# SQL Aggregates

### Introduction

So far we have used SQL to retrieve information about individual rows.  For example, we gathered *each* name of an *individual* employee.  However, what if we want to ask a question that must examine multiple rows.  For example, we may want to know the count of a row, the maximum or minimum value of a row, or the average of rows.  We'll explore questions like these in this lesson.

### Working with CSV and SQL

Let's start working with some real sql data.  For this lesson, we'll work with a list of restaurants in New York City, that were listed on Yelp.  We can find the data [here]('https://raw.githubusercontent.com/ledeprogram/courses/master/foundations/mapping/tilemill/yelp-lunch-nyc.csv).

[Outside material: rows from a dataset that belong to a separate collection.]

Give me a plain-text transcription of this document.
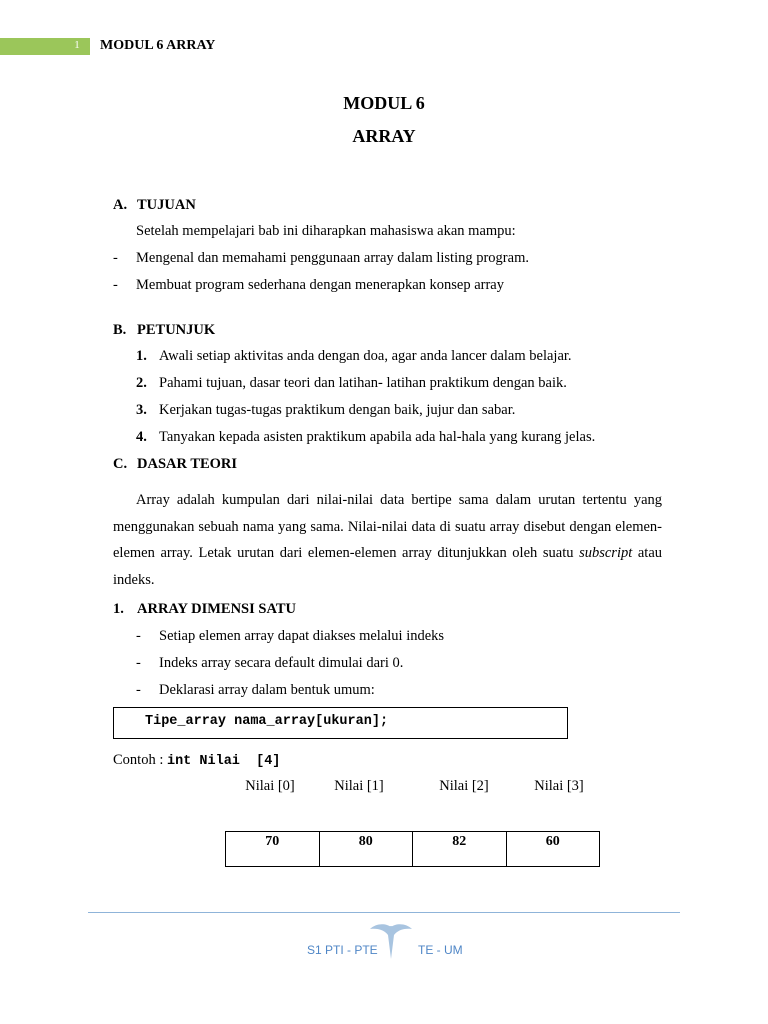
1 MODUL 6 ARRAY
MODUL 6
ARRAY
A. TUJUAN
Setelah mempelajari bab ini diharapkan mahasiswa akan mampu:
- Mengenal dan memahami penggunaan array dalam listing program.
- Membuat program sederhana dengan menerapkan konsep array
B. PETUNJUK
1. Awali setiap aktivitas anda dengan doa, agar anda lancer dalam belajar.
2. Pahami tujuan, dasar teori dan latihan- latihan praktikum dengan baik.
3. Kerjakan tugas-tugas praktikum dengan baik, jujur dan sabar.
4. Tanyakan kepada asisten praktikum apabila ada hal-hala yang kurang jelas.
C. DASAR TEORI
Array adalah kumpulan dari nilai-nilai data bertipe sama dalam urutan tertentu yang menggunakan sebuah nama yang sama. Nilai-nilai data di suatu array disebut dengan elemen-elemen array. Letak urutan dari elemen-elemen array ditunjukkan oleh suatu subscript atau indeks.
1. ARRAY DIMENSI SATU
- Setiap elemen array dapat diakses melalui indeks
- Indeks array secara default dimulai dari 0.
- Deklarasi array dalam bentuk umum:
Tipe_array nama_array[ukuran];
Contoh : int Nilai  [4]
Nilai [0]	Nilai [1]	Nilai [2]	Nilai [3]
70	80	82	60
S1 PTI - PTE	TE - UM
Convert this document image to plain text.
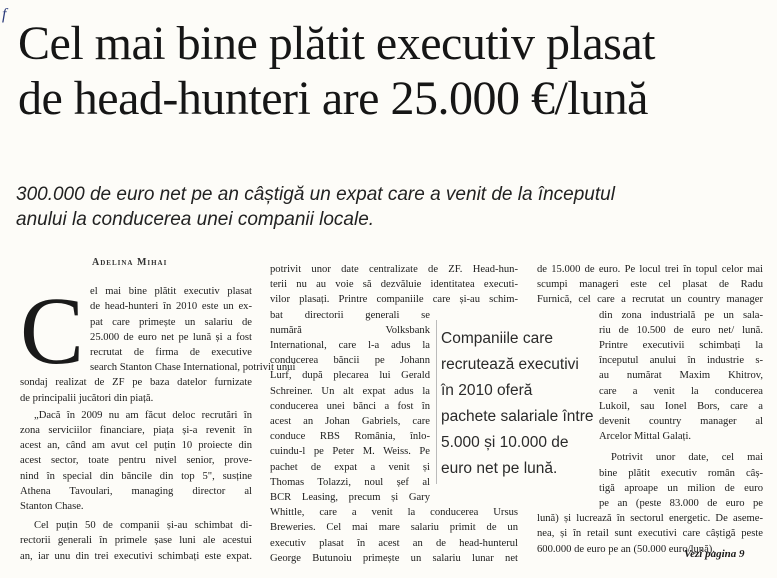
f
Cel mai bine plătit executiv plasat
de head-hunteri are 25.000 €/lună

300.000 de euro net pe an câștigă un expat care a venit de la începutul
anului la conducerea unei companii locale.

Adelina Mihai
C el mai bine plătit executiv plasat
de head-hunteri în 2010 este un ex-
pat care primește un salariu de
25.000 de euro net pe lună și a fost
recrutat de firma de executive
search Stanton Chase International, potrivit unui
sondaj realizat de ZF pe baza datelor furnizate
de principalii jucători din piață.

„Dacă în 2009 nu am făcut deloc recrutări în
zona serviciilor financiare, piața și-a revenit în
acest an, când am avut cel puțin 10 proiecte din
acest sector, toate pentru nivel senior, prove-
nind în special din băncile din top 5", susține
Athena Tavoulari, managing director al
Stanton Chase.

Cel puțin 50 de companii și-au schimbat di-
rectorii generali în primele șase luni ale acestui
an, iar unu din trei executivi schimbați este expat.

potrivit unor date centralizate de ZF. Head-hun-
terii nu au voie să dezvăluie identitatea executi-
vilor plasați. Printre companiile care și-au schim-
bat directorii generali se
numără Volksbank
International, care l-a adus la
conducerea băncii pe Johann
Lurf, după plecarea lui Gerald
Schreiner. Un alt expat adus la
conducerea unei bănci a fost în
acest an Johan Gabriels, care
conduce RBS România, înlo-
cuindu-l pe Peter M. Weiss. Pe
pachet de expat a venit și
Thomas Tolazzi, noul șef al
BCR Leasing, precum și Gary
Whittle, care a venit la conducerea Ursus
Breweries. Cel mai mare salariu primit de un
executiv plasat în acest an de head-hunterul
George Butunoiu primește un salariu lunar net

de 15.000 de euro. Pe locul trei în topul celor mai
scumpi manageri este cel plasat de Radu
Furnică, cel care a recrutat un country manager
din zona industrială pe un sala-
riu de 10.500 de euro net/ lună.
Printre executivii schimbați la
începutul anului în industrie s-
au numărat Maxim Khitrov,
care a venit la conducerea
Lukoil, sau Ionel Bors, care a
devenit country manager al
Arcelor Mittal Galați.

Potrivit unor date, cel mai
bine plătit executiv român câș-
tigă aproape un milion de euro
pe an (peste 83.000 de euro pe
lună) și lucrează în sectorul energetic. De aseme-
nea, și în retail sunt executivi care câștigă peste
600.000 de euro pe an (50.000 euro/lună).

Companiile care
recrutează executivi
în 2010 oferă
pachete salariale între
5.000 și 10.000 de
euro net pe lună.
Vezi pagina 9
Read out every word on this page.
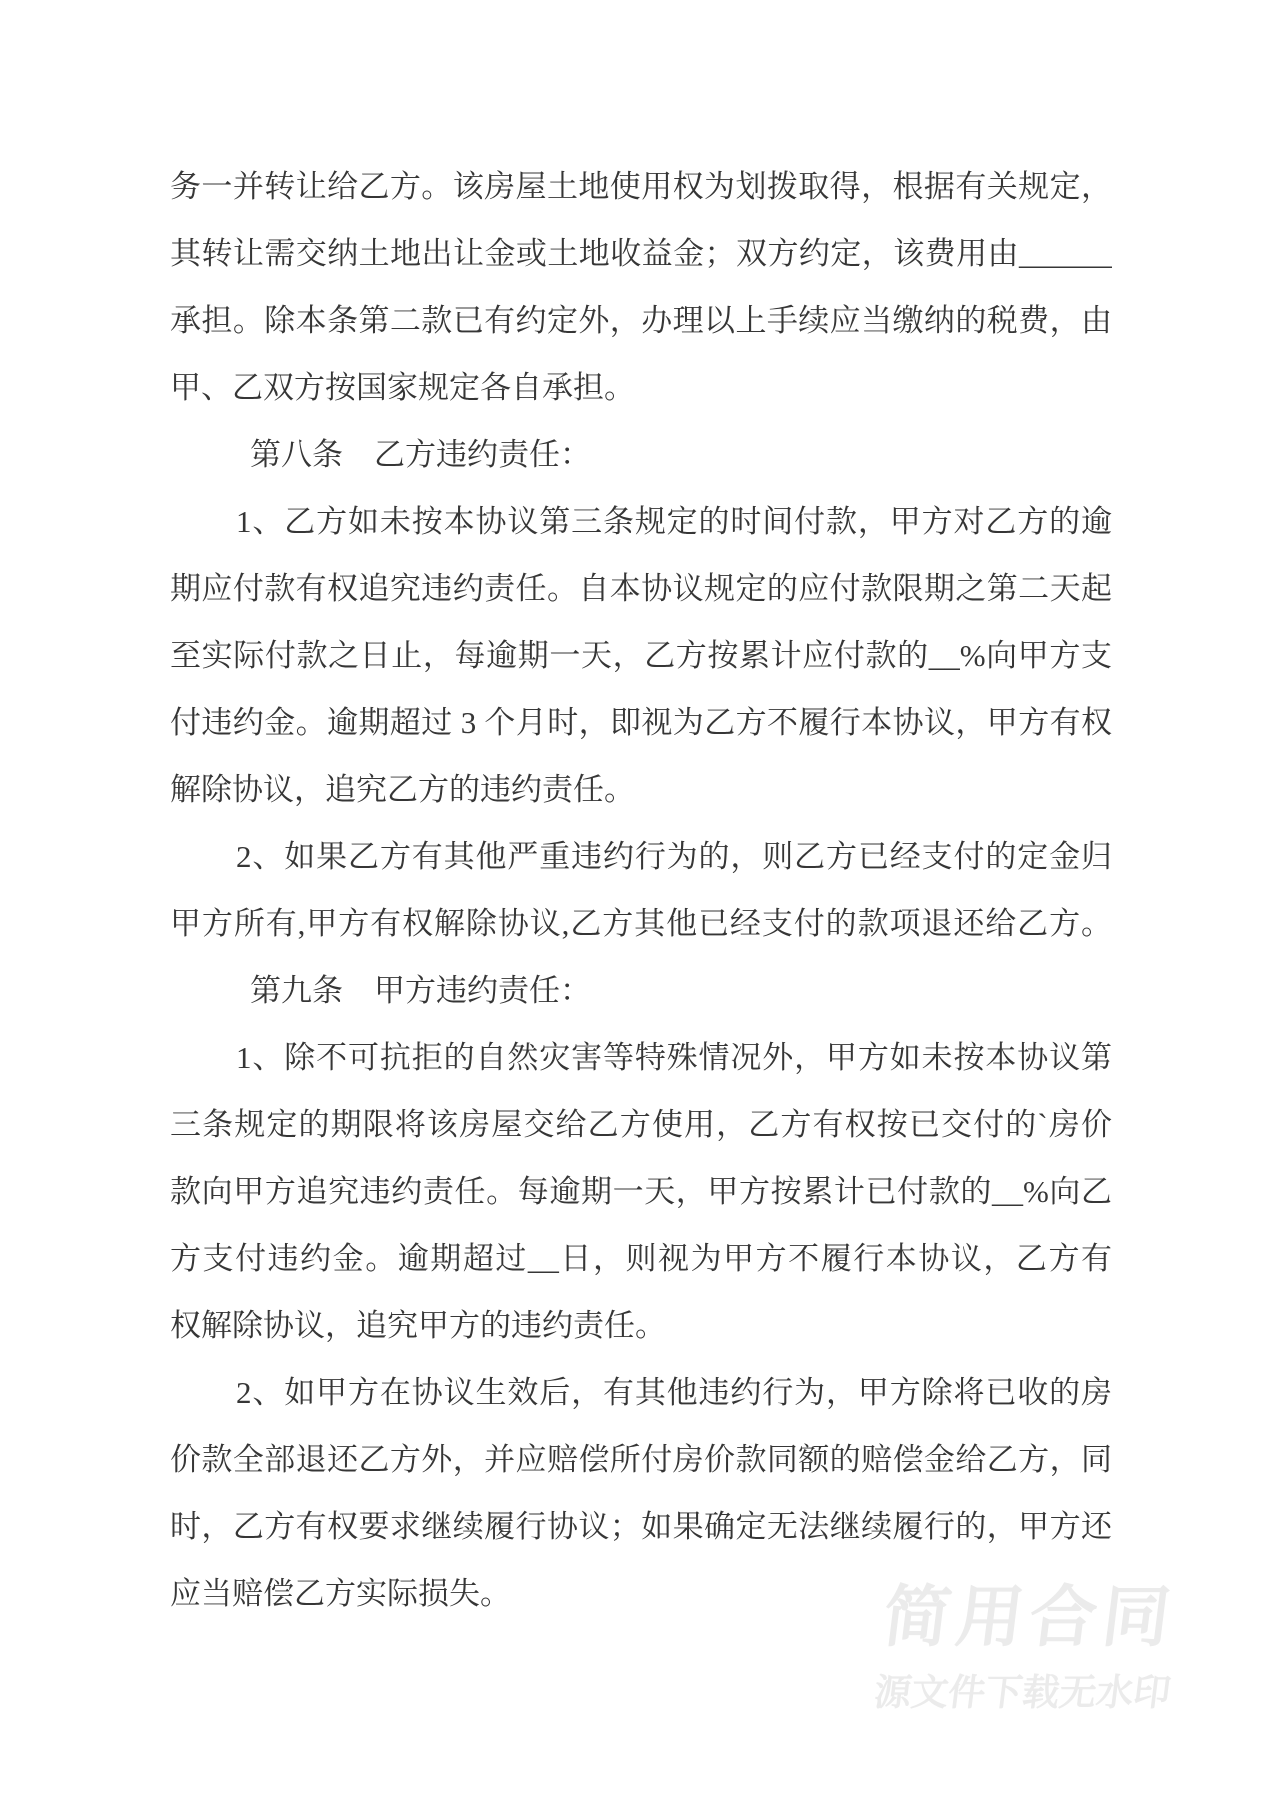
务一并转让给乙方。该房屋土地使用权为划拨取得，根据有关规定，
其转让需交纳土地出让金或土地收益金；双方约定，该费用由______
承担。除本条第二款已有约定外，办理以上手续应当缴纳的税费，由
甲、乙双方按国家规定各自承担。
第八条　乙方违约责任：
1、乙方如未按本协议第三条规定的时间付款，甲方对乙方的逾
期应付款有权追究违约责任。自本协议规定的应付款限期之第二天起
至实际付款之日止，每逾期一天，乙方按累计应付款的__%向甲方支
付违约金。逾期超过 3 个月时，即视为乙方不履行本协议，甲方有权
解除协议，追究乙方的违约责任。
2、如果乙方有其他严重违约行为的，则乙方已经支付的定金归
甲方所有,甲方有权解除协议,乙方其他已经支付的款项退还给乙方。
第九条　甲方违约责任：
1、除不可抗拒的自然灾害等特殊情况外，甲方如未按本协议第
三条规定的期限将该房屋交给乙方使用，乙方有权按已交付的`房价
款向甲方追究违约责任。每逾期一天，甲方按累计已付款的__%向乙
方支付违约金。逾期超过__日，则视为甲方不履行本协议，乙方有
权解除协议，追究甲方的违约责任。
2、如甲方在协议生效后，有其他违约行为，甲方除将已收的房
价款全部退还乙方外，并应赔偿所付房价款同额的赔偿金给乙方，同
时，乙方有权要求继续履行协议；如果确定无法继续履行的，甲方还
应当赔偿乙方实际损失。	简用合同
源文件下载无水印
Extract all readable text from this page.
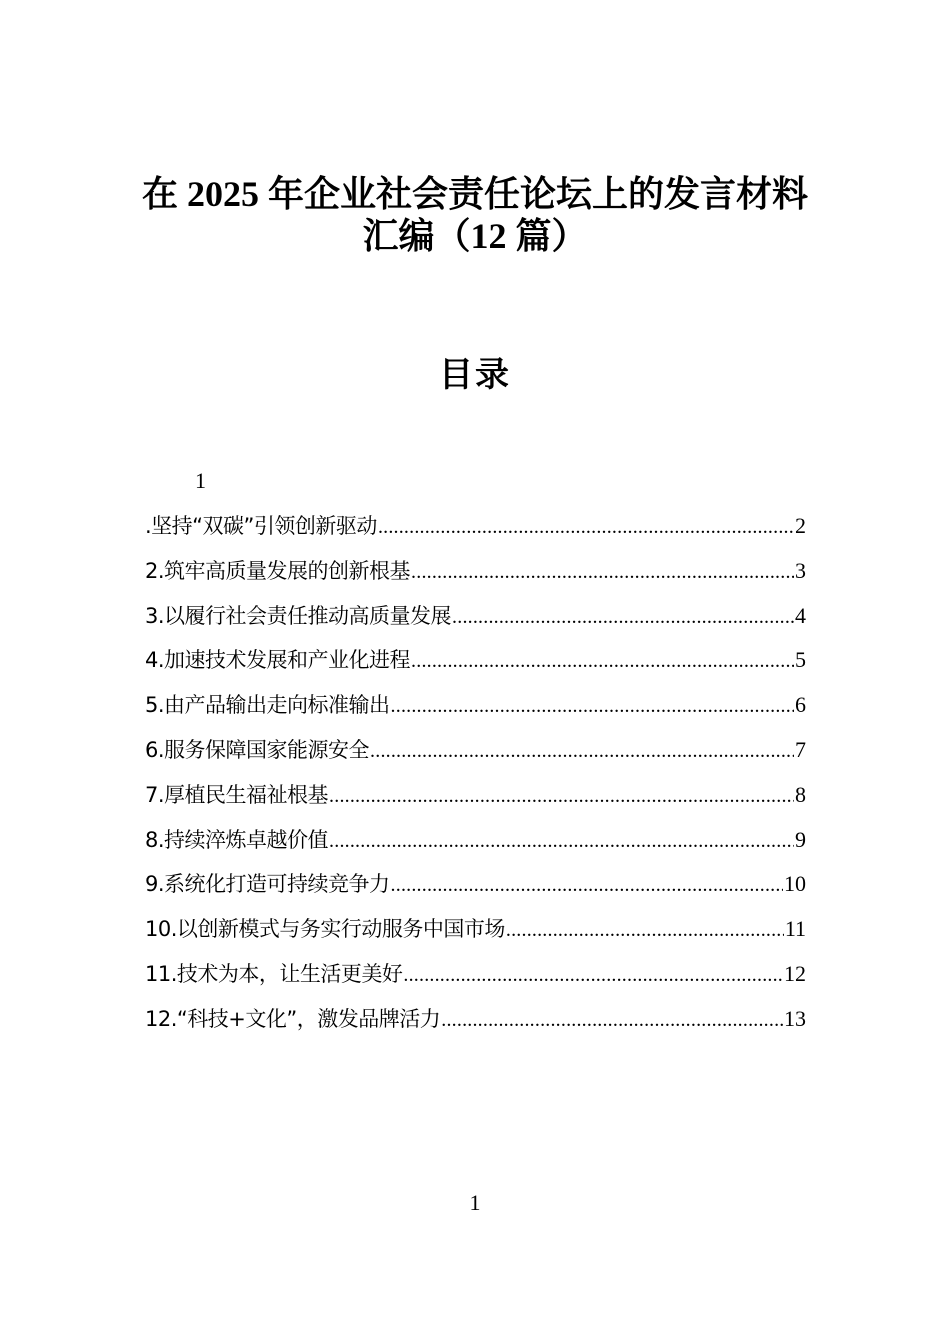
在 2025 年企业社会责任论坛上的发言材料
汇编（12 篇）
目录
1
.坚持“双碳”引领创新驱动 .....	2
2.筑牢高质量发展的创新根基 .....	3
3.以履行社会责任推动高质量发展 .....	4
4.加速技术发展和产业化进程 .....	5
5.由产品输出走向标准输出 .....	6
6.服务保障国家能源安全 .....	7
7.厚植民生福祉根基 .....	8
8.持续淬炼卓越价值 .....	9
9.系统化打造可持续竞争力 .....	10
10.以创新模式与务实行动服务中国市场 .....	11
11.技术为本，让生活更美好 .....	12
12.“科技+文化”，激发品牌活力 .....	13
1
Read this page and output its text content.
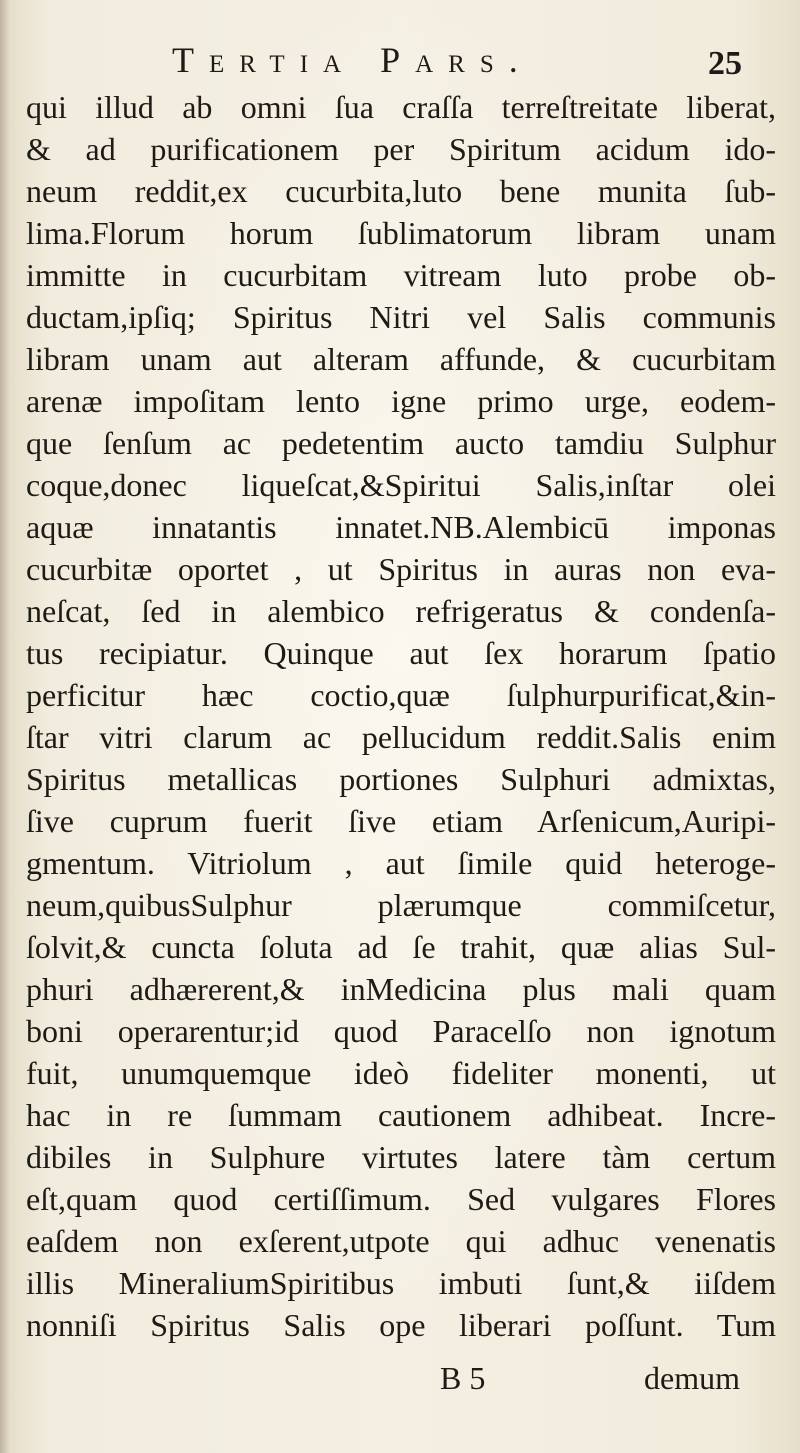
Tertia Pars.	25
qui illud ab omni ſua craſſa terreſtreitate liberat,
& ad purificationem per Spiritum acidum ido-
neum reddit,ex cucurbita,luto bene munita ſub-
lima.Florum horum ſublimatorum libram unam
immitte in cucurbitam vitream luto probe ob-
ductam,ipſiq; Spiritus Nitri vel Salis communis
libram unam aut alteram affunde, & cucurbitam
arenæ impoſitam lento igne primo urge, eodem-
que ſenſum ac pedetentim aucto tamdiu Sulphur
coque,donec liqueſcat,&Spiritui Salis,inſtar olei
aquæ innatantis innatet.NB.Alembicū imponas
cucurbitæ oportet , ut Spiritus in auras non eva-
neſcat, ſed in alembico refrigeratus & condenſa-
tus recipiatur. Quinque aut ſex horarum ſpatio
perficitur hæc coctio,quæ ſulphurpurificat,&in-
ſtar vitri clarum ac pellucidum reddit.Salis enim
Spiritus metallicas portiones Sulphuri admixtas,
ſive cuprum fuerit ſive etiam Arſenicum,Auripi-
gmentum. Vitriolum , aut ſimile quid heteroge-
neum,quibusSulphur plærumque commiſcetur,
ſolvit,& cuncta ſoluta ad ſe trahit, quæ alias Sul-
phuri adhærerent,& inMedicina plus mali quam
boni operarentur;id quod Paracelſo non ignotum
fuit, unumquemque ideò fideliter monenti, ut
hac in re ſummam cautionem adhibeat. Incre-
dibiles in Sulphure virtutes latere tàm certum
eſt,quam quod certiſſimum. Sed vulgares Flores
eaſdem non exſerent,utpote qui adhuc venenatis
illis MineraliumSpiritibus imbuti ſunt,& iiſdem
nonniſi Spiritus Salis ope liberari poſſunt. Tum
B 5	demum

And we can transer that data using the `pandas` library.  Let's see how.

In [2]:
import pandas as pd

In [1]:
import pandas as pd
df = pd.read_csv('https://raw.githubusercontent.com/ledeprogram/courses/master/foundations/mapping/tilemill/yelp-lunch-nyc.csv')

So we first import the pandas library, and read the csv which we then store as something called a dataframe.  We can see the first few rows of a dataframe by calling the `head` method.

In [5]:
df.head(3)

Unnamed: 0,Name,Address,City,Category,Rating,URL
0,Rambling House,4292 Katonah Ave,Bronx,Pubs,4.0,http://www.yelp.com/biz/rambling-house-bronx
1,Curry Spot,4268 Katonah Ave,Bronx,Indian,4.0,http://www.yelp.com/biz/curry-spot-bronx
2,Eileens Country Kitchen,964 McLean Ave,Yonkers,American (Traditional),3.5,http://www.yelp.com/biz/eileens-country-kitche...


There's our data.  Now we'll learn about pandas in future lessons.  For now, let's stick with SQL.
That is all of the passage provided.